Pair-et-Grandrupt

In common with many rural communes, Pair-et-Grandrupt suffered a prolonged population decline which set in after the agricultural depression which started in the 1870s and from which there was no sustained recovery until the second half of the twentieth century.

Between 1968 and 1999 registered population (excluding double counting in respect of students and others with two registered homes) increased from 200 to 439, and the construction of a modern water supply network supported by appropriate pipes and pumps has made it possible to build on formerly dry mountainside sites, and at levels of housing density which in earlier centuries was not possible simply because the nearest usable water supply was insufficient and/or too far away.

Beside the church at Bertrimoutier is a large cemetery-ossuary which for centuries has welcomed the mortal remains of people from a wide area along the southern flank of the Ormont Hills.

During the early and middle Medieval periods, it is thought that Le Pair Grandrupt and Villers were part of a single extended village in the Duchy of Lorraine.

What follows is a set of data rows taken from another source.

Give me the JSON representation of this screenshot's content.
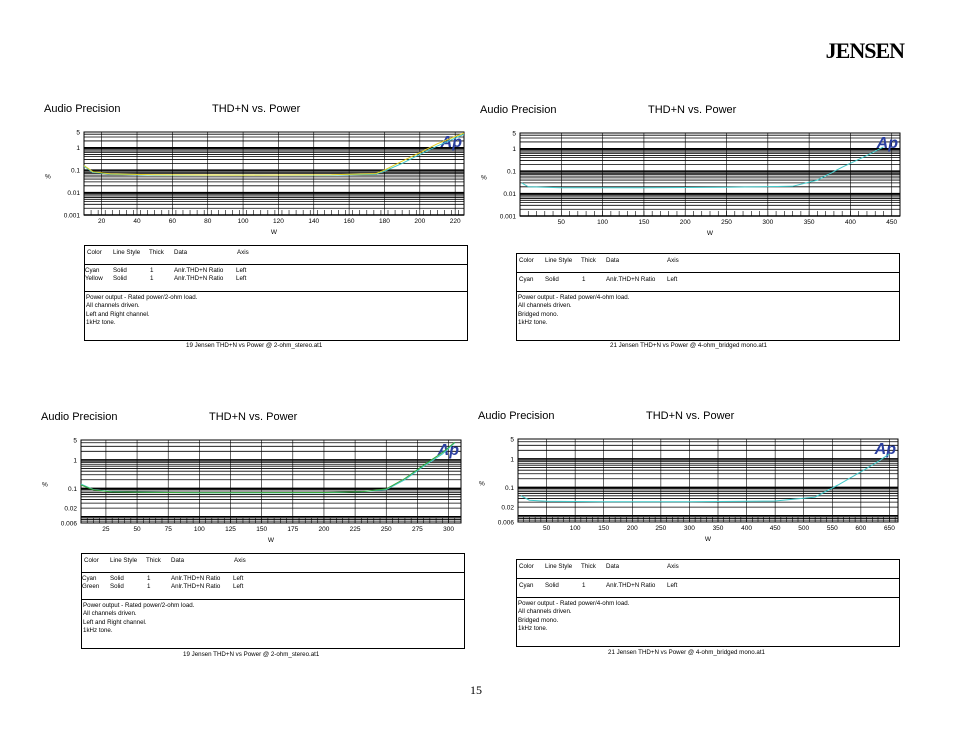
{
  "brand": "JENSEN",
  "page_number": "15",
  "panels": [
    {
      "header_left": "Audio Precision",
      "header_title": "THD+N vs. Power",
      "logo": "Ap",
      "legend_headers": [
        "Color",
        "Line Style",
        "Thick",
        "Data",
        "Axis"
      ],
      "legend_rows": [
        [
          "Cyan",
          "Solid",
          "1",
          "Anlr.THD+N Ratio",
          "Left"
        ],
        [
          "Yellow",
          "Solid",
          "1",
          "Anlr.THD+N Ratio",
          "Left"
        ]
      ],
      "notes": [
        "Power output - Rated power/2-ohm load.",
        "All channels driven.",
        "Left and Right channel.",
        "1kHz tone."
      ],
      "footer": "19 Jensen THD+N vs Power @ 2-ohm_stereo.at1"
    },
    {
      "header_left": "Audio Precision",
      "header_title": "THD+N vs. Power",
      "logo": "Ap",
      "legend_headers": [
        "Color",
        "Line Style",
        "Thick",
        "Data",
        "Axis"
      ],
      "legend_rows": [
        [
          "Cyan",
          "Solid",
          "1",
          "Anlr.THD+N Ratio",
          "Left"
        ]
      ],
      "notes": [
        "Power output - Rated power/4-ohm load.",
        "All channels driven.",
        "Bridged mono.",
        "1kHz tone."
      ],
      "footer": "21 Jensen THD+N vs Power @ 4-ohm_bridged mono.at1"
    },
    {
      "header_left": "Audio Precision",
      "header_title": "THD+N vs. Power",
      "logo": "Ap",
      "legend_headers": [
        "Color",
        "Line Style",
        "Thick",
        "Data",
        "Axis"
      ],
      "legend_rows": [
        [
          "Cyan",
          "Solid",
          "1",
          "Anlr.THD+N Ratio",
          "Left"
        ],
        [
          "Green",
          "Solid",
          "1",
          "Anlr.THD+N Ratio",
          "Left"
        ]
      ],
      "notes": [
        "Power output - Rated power/2-ohm load.",
        "All channels driven.",
        "Left and Right channel.",
        "1kHz tone."
      ],
      "footer": "19 Jensen THD+N vs Power @ 2-ohm_stereo.at1"
    },
    {
      "header_left": "Audio Precision",
      "header_title": "THD+N vs. Power",
      "logo": "Ap",
      "legend_headers": [
        "Color",
        "Line Style",
        "Thick",
        "Data",
        "Axis"
      ],
      "legend_rows": [
        [
          "Cyan",
          "Solid",
          "1",
          "Anlr.THD+N Ratio",
          "Left"
        ]
      ],
      "notes": [
        "Power output - Rated power/4-ohm load.",
        "All channels driven.",
        "Bridged mono.",
        "1kHz tone."
      ],
      "footer": "21 Jensen THD+N vs Power @ 4-ohm_bridged mono.at1"
    }
  ],
  "chart_data": [
    {
      "type": "line",
      "title": "THD+N vs. Power",
      "xlabel": "W",
      "ylabel": "%",
      "xlim": [
        10,
        225
      ],
      "ylim": [
        0.001,
        5
      ],
      "yscale": "log",
      "xticks": [
        20,
        40,
        60,
        80,
        100,
        120,
        140,
        160,
        180,
        200,
        220
      ],
      "yticks": [
        "0.001",
        "0.01",
        "0.1",
        "1",
        "5"
      ],
      "grid": true,
      "series": [
        {
          "name": "Cyan",
          "color": "#3fc9c9",
          "x": [
            10,
            15,
            25,
            50,
            100,
            150,
            175,
            180,
            190,
            200,
            210,
            225
          ],
          "y": [
            0.15,
            0.08,
            0.065,
            0.06,
            0.06,
            0.06,
            0.065,
            0.09,
            0.2,
            0.5,
            1.2,
            4
          ]
        },
        {
          "name": "Yellow",
          "color": "#e3cf1f",
          "x": [
            10,
            15,
            25,
            50,
            100,
            150,
            175,
            180,
            190,
            200,
            210,
            225
          ],
          "y": [
            0.16,
            0.085,
            0.068,
            0.062,
            0.06,
            0.062,
            0.07,
            0.1,
            0.25,
            0.6,
            1.5,
            4.5
          ]
        }
      ]
    },
    {
      "type": "line",
      "title": "THD+N vs. Power",
      "xlabel": "W",
      "ylabel": "%",
      "xlim": [
        0,
        460
      ],
      "ylim": [
        0.001,
        5
      ],
      "yscale": "log",
      "xticks": [
        50,
        100,
        150,
        200,
        250,
        300,
        350,
        400,
        450
      ],
      "yticks": [
        "0.001",
        "0.01",
        "0.1",
        "1",
        "5"
      ],
      "grid": true,
      "series": [
        {
          "name": "Cyan",
          "color": "#3fc9c9",
          "x": [
            2,
            10,
            50,
            150,
            250,
            330,
            360,
            390,
            420,
            440
          ],
          "y": [
            0.03,
            0.02,
            0.018,
            0.018,
            0.019,
            0.021,
            0.04,
            0.15,
            0.5,
            1.2
          ]
        }
      ]
    },
    {
      "type": "line",
      "title": "THD+N vs. Power",
      "xlabel": "W",
      "ylabel": "%",
      "xlim": [
        5,
        310
      ],
      "ylim": [
        0.006,
        5
      ],
      "yscale": "log",
      "xticks": [
        25,
        50,
        75,
        100,
        125,
        150,
        175,
        200,
        225,
        250,
        275,
        300
      ],
      "yticks": [
        "0.006",
        "0.02",
        "0.1",
        "1",
        "5"
      ],
      "grid": true,
      "series": [
        {
          "name": "Cyan",
          "color": "#3fc9c9",
          "x": [
            5,
            15,
            30,
            100,
            200,
            230,
            250,
            265,
            280,
            295,
            305
          ],
          "y": [
            0.14,
            0.09,
            0.075,
            0.07,
            0.07,
            0.075,
            0.09,
            0.2,
            0.6,
            1.6,
            4
          ]
        },
        {
          "name": "Green",
          "color": "#3aa63a",
          "x": [
            5,
            15,
            30,
            100,
            200,
            230,
            250,
            265,
            280,
            295,
            305
          ],
          "y": [
            0.13,
            0.088,
            0.074,
            0.07,
            0.071,
            0.076,
            0.095,
            0.22,
            0.65,
            1.8,
            4.2
          ]
        }
      ]
    },
    {
      "type": "line",
      "title": "THD+N vs. Power",
      "xlabel": "W",
      "ylabel": "%",
      "xlim": [
        0,
        665
      ],
      "ylim": [
        0.006,
        5
      ],
      "yscale": "log",
      "xticks": [
        50,
        100,
        150,
        200,
        250,
        300,
        350,
        400,
        450,
        500,
        550,
        600,
        650
      ],
      "yticks": [
        "0.006",
        "0.02",
        "0.1",
        "1",
        "5"
      ],
      "grid": true,
      "series": [
        {
          "name": "Cyan",
          "color": "#3fc9c9",
          "x": [
            5,
            20,
            50,
            150,
            300,
            450,
            520,
            560,
            600,
            630,
            650
          ],
          "y": [
            0.05,
            0.035,
            0.032,
            0.031,
            0.031,
            0.033,
            0.045,
            0.12,
            0.35,
            0.8,
            1.5
          ]
        }
      ]
    }
  ]
}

Between the end of the Duchy of Burgundy in 1477 and the final incorporation of Lorraine into France that followed the death of the Last Duke in 1766, there were several French invasions and periods of occupation affecting Lorraine and other de facto buffer states between France and the Holy Roman Empire, but relatively untroubled in their mountain seclusion the administrative arrangements of the hamlets of Le Pair, Grandrupt and Vanifosse remained unchanged except that in 1710 the bailiwick was switched to Saint-Dié.